2. Ein wesentlicher Begründungsmangel liegt hingegen darin, daß die belangte Behörde drei gleich hohe Geldstrafen (Ersatzarreststrafen) verhängt hat. Gemäß § 99 Abs. 2 lit. a StVO 1960 beträgt der Strafrahmen u.a. bei Übertretungen nach § 4 Abs. 1 StVO 1960 S 500,-- bis S 30.000,-- (24 Stunden bis sechs Wochen Ersatzarrest). Hingegen sieht § 99 Abs. 3 lit. b StVO 1960 für Übertretungen u.a. des § 4 Abs. 5 StVO 1960 Geldstrafen bis S 10.000,-- (bis zwei Wochen Ersatzarrest) vor. Es ist nicht erkennbar, wieso der Beschwerdeführer angesichts dieser unterschiedlichen Regelungen für alle Übertretungen gleich hoch bestraft wurde. Die belangte Behörde hätte näher begründen müssen, aus welchen Gründen sie die Übertretung nach § 4 Abs. 5 StVO mit einer gleich hohen Strafe wie die beiden Übertretungen nach § 4 Abs. 1 StVO 1960 geahndet hat (vgl. die Erkenntnisse des Verwaltungsgerichtshofes vom 13. September 1985, Zl. 85/18/0002, und vom 20. April 1988, Zlen. 87/02/0187 bis 0192).

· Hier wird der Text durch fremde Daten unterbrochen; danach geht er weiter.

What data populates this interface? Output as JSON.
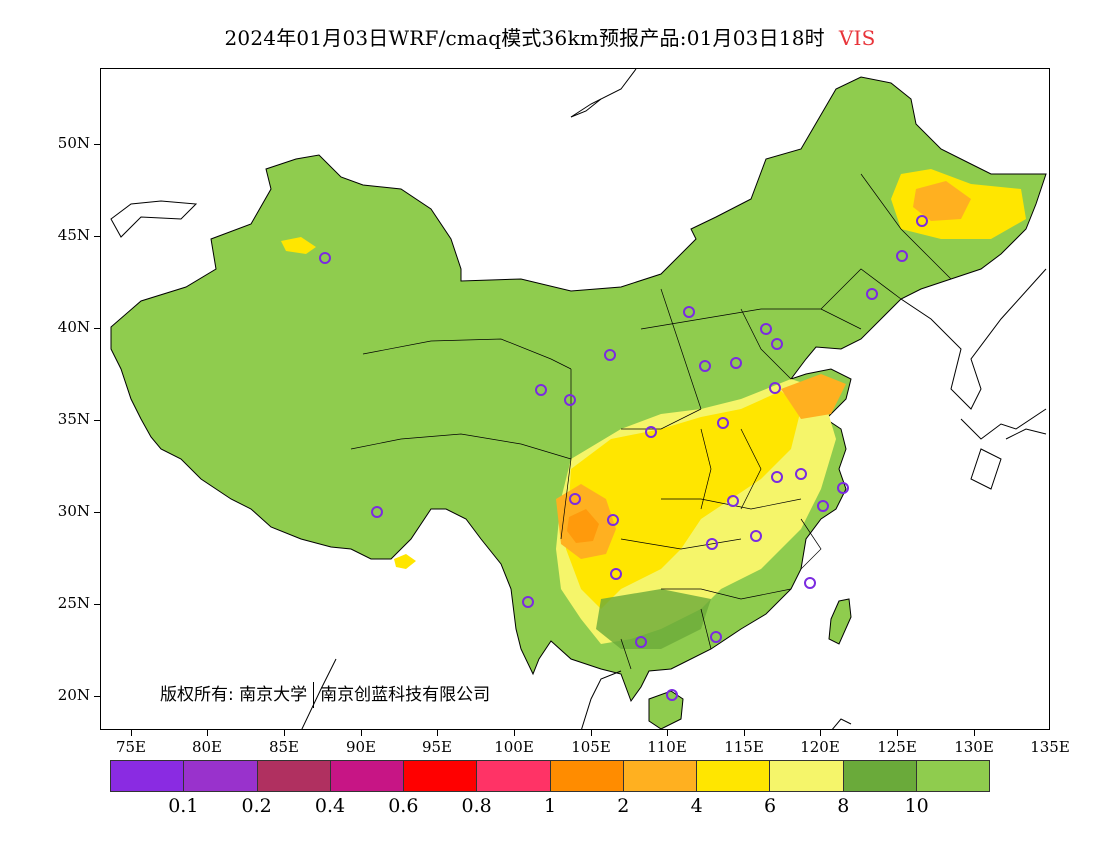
{
  "title": {
    "text": "2024年01月03日WRF/cmaq模式36km预报产品:01月03日18时",
    "variable": "VIS"
  },
  "axes": {
    "lat_labels": [
      "50N",
      "45N",
      "40N",
      "35N",
      "30N",
      "25N",
      "20N"
    ],
    "lon_labels": [
      "75E",
      "80E",
      "85E",
      "90E",
      "95E",
      "100E",
      "105E",
      "110E",
      "115E",
      "120E",
      "125E",
      "130E",
      "135E"
    ]
  },
  "legend": {
    "colors": [
      "#8a2be2",
      "#9932cc",
      "#b03060",
      "#c71585",
      "#ff0000",
      "#ff3366",
      "#ff8c00",
      "#ffb020",
      "#ffe600",
      "#f5f56a",
      "#6aaa3a",
      "#8fcc4e"
    ],
    "labels": [
      "0.1",
      "0.2",
      "0.4",
      "0.6",
      "0.8",
      "1",
      "2",
      "4",
      "6",
      "8",
      "10"
    ]
  },
  "copyright": {
    "owner1": "版权所有: 南京大学",
    "owner2": "南京创蓝科技有限公司"
  },
  "colors": {
    "land_high_vis": "#8fcc4e",
    "land_mid_vis": "#6aaa3a",
    "low_vis_yellow": "#ffe600",
    "light_yellow": "#f5f56a",
    "orange": "#ffb020",
    "deep_orange": "#ff8c00",
    "station_ring": "#7b2be0"
  }
}
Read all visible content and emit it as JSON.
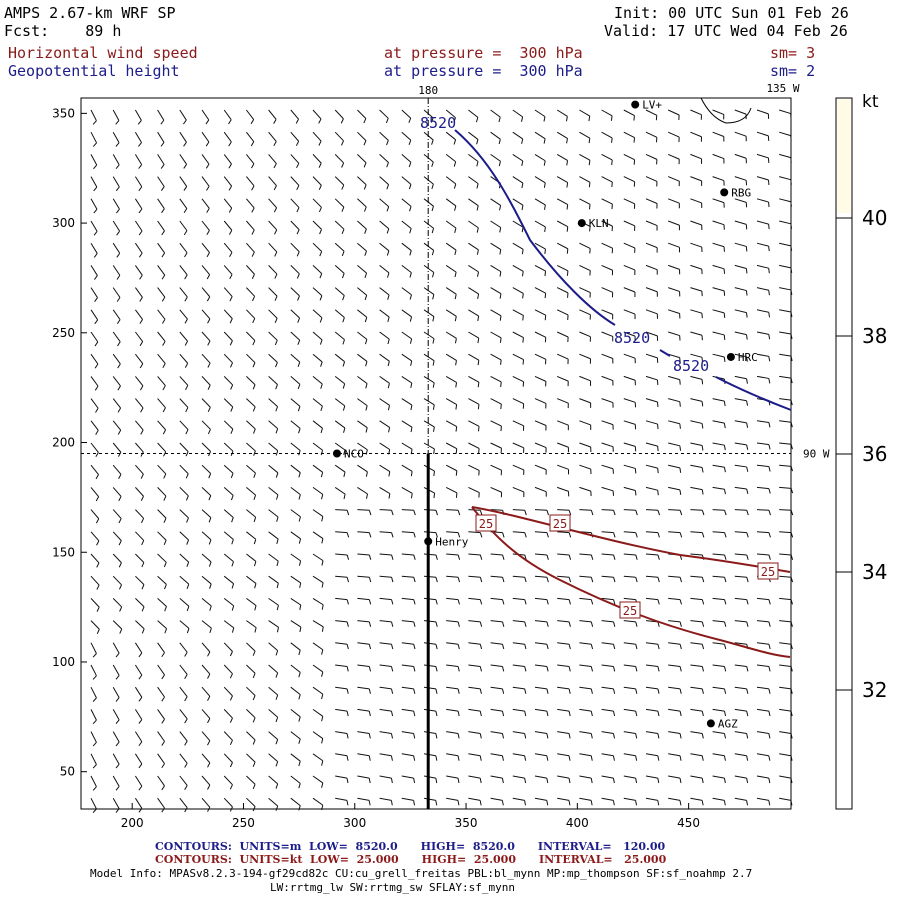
{
  "header": {
    "model": "AMPS 2.67-km WRF SP",
    "fcst": "Fcst:    89 h",
    "init": "Init: 00 UTC Sun 01 Feb 26",
    "valid": "Valid: 17 UTC Wed 04 Feb 26",
    "field1": "Horizontal wind speed",
    "field1_level": "at pressure =  300 hPa",
    "field1_sm": "sm= 3",
    "field2": "Geopotential height",
    "field2_level": "at pressure =  300 hPa",
    "field2_sm": "sm= 2"
  },
  "map": {
    "x_ticks": [
      "200",
      "250",
      "300",
      "350",
      "400",
      "450"
    ],
    "y_ticks": [
      "50",
      "100",
      "150",
      "200",
      "250",
      "300",
      "350"
    ],
    "xlim": [
      177,
      496
    ],
    "ylim": [
      33,
      357
    ],
    "meridian_label": "180",
    "meridian_135_label": "135 W",
    "parallel_label": "90 W",
    "stations": [
      {
        "name": "NCO",
        "x": 292,
        "y": 195
      },
      {
        "name": "Henry",
        "x": 333,
        "y": 155
      },
      {
        "name": "KLN",
        "x": 402,
        "y": 300
      },
      {
        "name": "RBG",
        "x": 466,
        "y": 314
      },
      {
        "name": "HRC",
        "x": 469,
        "y": 239
      },
      {
        "name": "AGZ",
        "x": 460,
        "y": 72
      },
      {
        "name": "LV+",
        "x": 426,
        "y": 354
      }
    ],
    "height_contour_label": "8520",
    "speed_contour_label": "25",
    "cross_section_x": 333,
    "wind_colors": {
      "barb": "#000000",
      "height": "#1c1c8a",
      "speed": "#8b1a1a"
    }
  },
  "colorbar": {
    "unit": "kt",
    "ticks": [
      "40",
      "38",
      "36",
      "34",
      "32"
    ],
    "fill_color": "#fffbe6"
  },
  "footer": {
    "contours_height": "CONTOURS:  UNITS=m  LOW=  8520.0      HIGH=  8520.0      INTERVAL=   120.00",
    "contours_speed": "CONTOURS:  UNITS=kt  LOW=  25.000      HIGH=  25.000      INTERVAL=   25.000",
    "model_info_1": "Model Info: MPASv8.2.3-194-gf29cd82c CU:cu_grell_freitas PBL:bl_mynn MP:mp_thompson SF:sf_noahmp 2.7",
    "model_info_2": "LW:rrtmg_lw SW:rrtmg_sw SFLAY:sf_mynn"
  }
}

Wegen des genannten Begründungsmangels war der angefochtene Bescheid gemäß § 42 Abs. 2 Z. 3 lit. c VwGG in dem im Spruch genannten Umfang aufzuheben. Im übrigen war die Beschwerde gemäß § 42 Abs. 1 VwGG als unbegründet abzuweisen.
Der Zuspruch von Aufwandersatz gründet sich auf die §§ 47 ff VwGG in Verbindung mit der Verordnung BGBl. Nr. 104/1991.